Spielerstreik in der 1. Division droht

Wien (KMfB/ÖGB). Die Fachgruppe Vereinigung der Fußballer in der Gewerkschaft Kunst, Medien, freie Berufe (KMfB) hat gegenüber der Bundesliga immer wieder ihre Bereitschaft zur Mitarbeit im Bereich der Nachwuchsförderung betont. Fachgruppen-Sekretär Dr. Rudolf Novotny: "Wir sind auch gerne bereit, Regelungen mitzutragen, die für die sportliche Weiterentwicklung jüngerer Spieler zweckdienlich erscheinen. Mit dem von der Bundesliga einseitig festgelegten verpflichtenden Einsatz der irrealen Anzahl von fünf Spielern mit einem gewissen Alterslimit wird den jüngeren Spielern aber nicht geholfen, sondern ihnen eher ein Schaden zugefügt.++++ Die Spielervertreter der Vereine der 1. Bundesliga haben sich aus folgenden Gründen geschlossen gegen eine solche Regelung ausgesprochen:
In der abgelaufenen Saison waren 14 Spieler des Jahrgangs 1977 im Kader der Vereine vertreten. Jünger waren 42 Spieler, davon nicht alle Österreicher. Es waren also bisher gerade so viele Spieler überhaupt nur im Kader vertreten, wie sie in Zukunft zum Einsatz kommen sollen. Ob alle diese Spieler bereits in der Lage sind, permanent in der zweithöchsten Spielklasse zum Einsatz zu kommen, möge dahingestellt bleiben.

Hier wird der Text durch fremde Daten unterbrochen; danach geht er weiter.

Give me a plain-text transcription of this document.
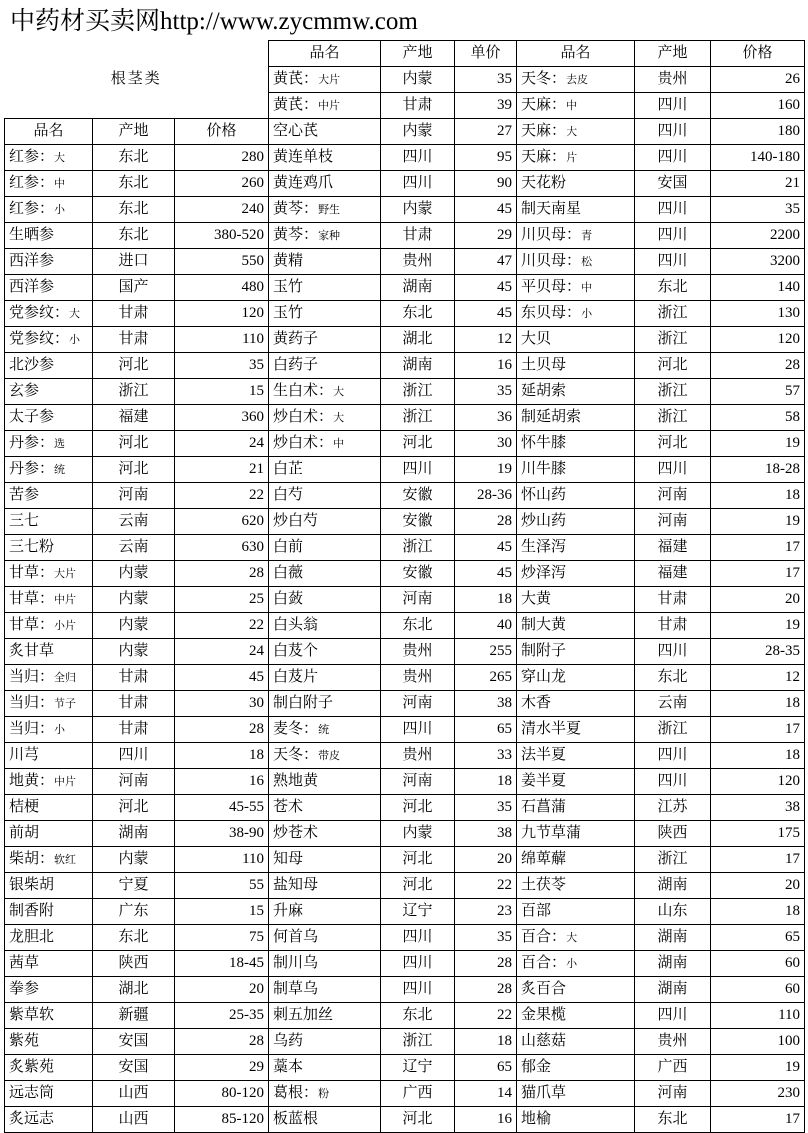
中药材买卖网http://www.zycmmw.com
根茎类			品名	产地	单价	品名	产地	价格
			黄芪：大片	内蒙	35	天冬：去皮	贵州	26
			黄芪：中片	甘肃	39	天麻：中	四川	160
品名	产地	价格	空心芪	内蒙	27	天麻：大	四川	180
红参：大	东北	280	黄连单枝	四川	95	天麻：片	四川	140-180
红参：中	东北	260	黄连鸡爪	四川	90	天花粉	安国	21
红参：小	东北	240	黄芩：野生	内蒙	45	制天南星	四川	35
生晒参	东北	380-520	黄芩：家种	甘肃	29	川贝母：青	四川	2200
西洋参	进口	550	黄精	贵州	47	川贝母：松	四川	3200
西洋参	国产	480	玉竹	湖南	45	平贝母：中	东北	140
党参纹：大	甘肃	120	玉竹	东北	45	东贝母：小	浙江	130
党参纹：小	甘肃	110	黄药子	湖北	12	大贝	浙江	120
北沙参	河北	35	白药子	湖南	16	土贝母	河北	28
玄参	浙江	15	生白术：大	浙江	35	延胡索	浙江	57
太子参	福建	360	炒白术：大	浙江	36	制延胡索	浙江	58
丹参：选	河北	24	炒白术：中	河北	30	怀牛膝	河北	19
丹参：统	河北	21	白芷	四川	19	川牛膝	四川	18-28
苦参	河南	22	白芍	安徽	28-36	怀山药	河南	18
三七	云南	620	炒白芍	安徽	28	炒山药	河南	19
三七粉	云南	630	白前	浙江	45	生泽泻	福建	17
甘草：大片	内蒙	28	白薇	安徽	45	炒泽泻	福建	17
甘草：中片	内蒙	25	白蔹	河南	18	大黄	甘肃	20
甘草：小片	内蒙	22	白头翁	东北	40	制大黄	甘肃	19
炙甘草	内蒙	24	白芨个	贵州	255	制附子	四川	28-35
当归：全归	甘肃	45	白芨片	贵州	265	穿山龙	东北	12
当归：节子	甘肃	30	制白附子	河南	38	木香	云南	18
当归：小	甘肃	28	麦冬：统	四川	65	清水半夏	浙江	17
川芎	四川	18	天冬：带皮	贵州	33	法半夏	四川	18
地黄：中片	河南	16	熟地黄	河南	18	姜半夏	四川	120
桔梗	河北	45-55	苍术	河北	35	石菖蒲	江苏	38
前胡	湖南	38-90	炒苍术	内蒙	38	九节草蒲	陕西	175
柴胡：软红	内蒙	110	知母	河北	20	绵萆薢	浙江	17
银柴胡	宁夏	55	盐知母	河北	22	土茯苓	湖南	20
制香附	广东	15	升麻	辽宁	23	百部	山东	18
龙胆北	东北	75	何首乌	四川	35	百合：大	湖南	65
茜草	陕西	18-45	制川乌	四川	28	百合：小	湖南	60
拳参	湖北	20	制草乌	四川	28	炙百合	湖南	60
紫草软	新疆	25-35	刺五加丝	东北	22	金果榄	四川	110
紫苑	安国	28	乌药	浙江	18	山慈菇	贵州	100
炙紫苑	安国	29	藁本	辽宁	65	郁金	广西	19
远志筒	山西	80-120	葛根：粉	广西	14	猫爪草	河南	230
炙远志	山西	85-120	板蓝根	河北	16	地榆	东北	17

Selbst wenn die Anzahl junger Spieler im Kader noch weiter erhöht wird, ergibt sich praktisch für die wirklichen Talente überhaupt kein Konkurrenzkampf. Mit der unangemessenen Sonderstellung der jüngeren Spieler geht jeglicher Leistungsdruck verloren. Wenn man von Markus Hiden absieht, der immerhin letztes Jahr beim DSV
Leoben spielte, hat kein einziger Spieler der 1.Bundesliga den Sprung zu einem Verein der max.Bundesliga geschafft. Das
sportliche Niveau der 1.Bundesliga wird mit dieser Regelung um nichts besser, und somit wird den jungen Spielern jegliche Perspektive genommen, selbst wenn sie jetzt zum Einsatz kommen. Ähnliche Versuche in anderen Ländern sind gescheitert. Nachdem die Vereine der 1. Bundesliga nicht über eine derartig hohe Anzahl von jungen konkurrenzfähigen Spielern verfügen, ist diese Regelung auch wirtschaftlich nicht vertretbar. Ablösezahlungen an die max.Bundesligaklubs bzw. Ausbildungsentschädigungen an unterklassige Vereine sind die Folge und führen zu neuerlichen Kostensteigerungen. Novotny: "Und zuletzt noch ein Argument,
welches eigentlich an erster Stelle stehen sollte. Es ist uns völlig unverständlich, weshalb die Meinung der Trainer in dieser Sache völlig unberücksichtigt bleibt."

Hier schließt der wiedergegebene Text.